Cinéma

«L’Empereur», des manchots et un homme

Douze ans après «La Marche de l’empereur», Luc Jacquet conte dans «L’Empereur» le destin d’un manchot. Un beau récit initiatique doublé d’une impressionnante performance technique

«L'Empereur» commence là où finissait «La Marche de l'empereur». Ce premier long métrage, couronné d'un Oscar, Luc Jacquet l'achevait il y a douze ans sur un plan de jeunes manchots se lançant à l'eau après de nombreuses semaines passées au sein de leur colonie, au cœur de l'Antarctique. Et ce nouveau film, il l'ouvre sur de belles images, en plongée, d'individus adultes en train de nager. Il dit s'être interdit de regarder «La Marche de l'empereur», ne jamais y avoir pensé, mais on ne peut s'empêcher de mettre les deux documentaires en parallèle. Avec au final cette conclusion: «L'Empereur», qui utilise une voix-off omnisciente, fonctionne mieux que le film de 2005, pour lequel il avait fait appel à trois comédiens, qui incarnaient à la première personne une femelle, un mâle et un poussin.

«L'Empereur» suit le destin d'un seul manchot. A travers lui, Luc Jacquet tente d'approcher au plus près le mystère de ces oiseaux résilients vivant des conditions extrêmes. Usant de constants allers et retours temporels, il montre la lutte des mâles pour couver et préserver les œufs que leur confient les femelles lorsqu'elles partent se nourrir en mer, et documente au plus près la lutte constante des poussins avant qu'ils ne deviennent des adultes capables de parcourir de longues distances d'une démarche clownesque, mais passeront la grande majorité de leur vie en mer.

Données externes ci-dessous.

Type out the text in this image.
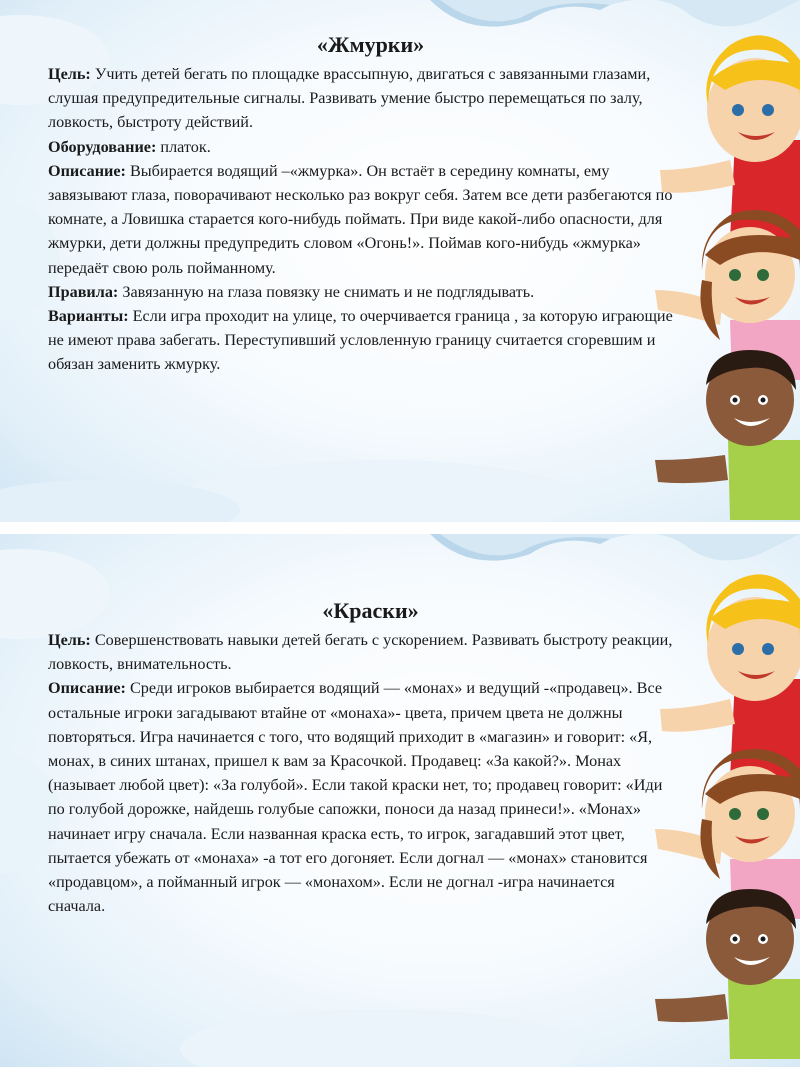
«Жмурки»

Цель: Учить детей бегать по площадке врассыпную, двигаться с завязанными глазами, слушая предупредительные сигналы. Развивать умение быстро перемещаться по залу, ловкость, быстроту действий.

Оборудование: платок.

Описание: Выбирается водящий –«жмурка». Он встаёт в середину комнаты, ему завязывают глаза, поворачивают несколько раз вокруг себя. Затем все дети разбегаются по комнате, а Ловишка старается кого-нибудь поймать. При виде какой-либо опасности, для жмурки, дети должны предупредить словом «Огонь!». Поймав кого-нибудь «жмурка» передаёт свою роль пойманному.

Правила: Завязанную на глаза повязку не снимать и не подглядывать.

Варианты: Если игра проходит на улице, то очерчивается граница , за которую играющие не имеют права забегать. Переступивший условленную границу считается сгоревшим и обязан заменить жмурку.

«Краски»

Цель: Совершенствовать навыки детей бегать с ускорением. Развивать быстроту реакции, ловкость, внимательность.

Описание: Среди игроков выбирается водящий — «монах» и ведущий -«продавец». Все остальные игроки загадывают втайне от «монаха»- цвета, причем цвета не должны повторяться. Игра начинается с того, что водящий приходит в «магазин» и говорит: «Я, монах, в синих штанах, пришел к вам за Красочкой. Продавец: «За какой?». Монах (называет любой цвет): «За голубой». Если такой краски нет, то; продавец говорит: «Иди по голубой дорожке, найдешь голубые сапожки, поноси да назад принеси!». «Монах» начинает игру сначала. Если названная краска есть, то игрок, загадавший этот цвет, пытается убежать от «монаха» -а тот его догоняет. Если догнал — «монах» становится «продавцом», а пойманный игрок — «монахом». Если не догнал -игра начинается сначала.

Alors oui, il y a quelque chose de didactique, de parfois trop ouvertement explicatif et descriptif, dans le commentaire écrit par le réalisateur et lu par Lambert Wilson. Mais il s'agit d'un mal nécessaire, dira-t-on, pour un documentaire avant tout familial.

Le désert des manchots

Là où le film impressionne véritablement, au-delà de sa narration en forme de récit initiatique, c'est par sa virtuosité technique. Grâce au travail d'acrobate des frères Yanick et Cédric Gentil, deux aventuriers et chefs opérateurs chaux-de-fonniers qui ont déjà travaillé avec Luc Jacquet ces cinq dernières années sur «Il était une forêt» et «La Glace et le ciel», «L'Empereur» propose de fabuleuses images sous-marines tournées en première mondiale sous la glace du continent austral. L'opposition entre le blanc et la désolation d'en haut et le bleu et le foisonnement d'en bas apporte au documentaire la tension qui manquait peut-être à «La Marche de l'empereur».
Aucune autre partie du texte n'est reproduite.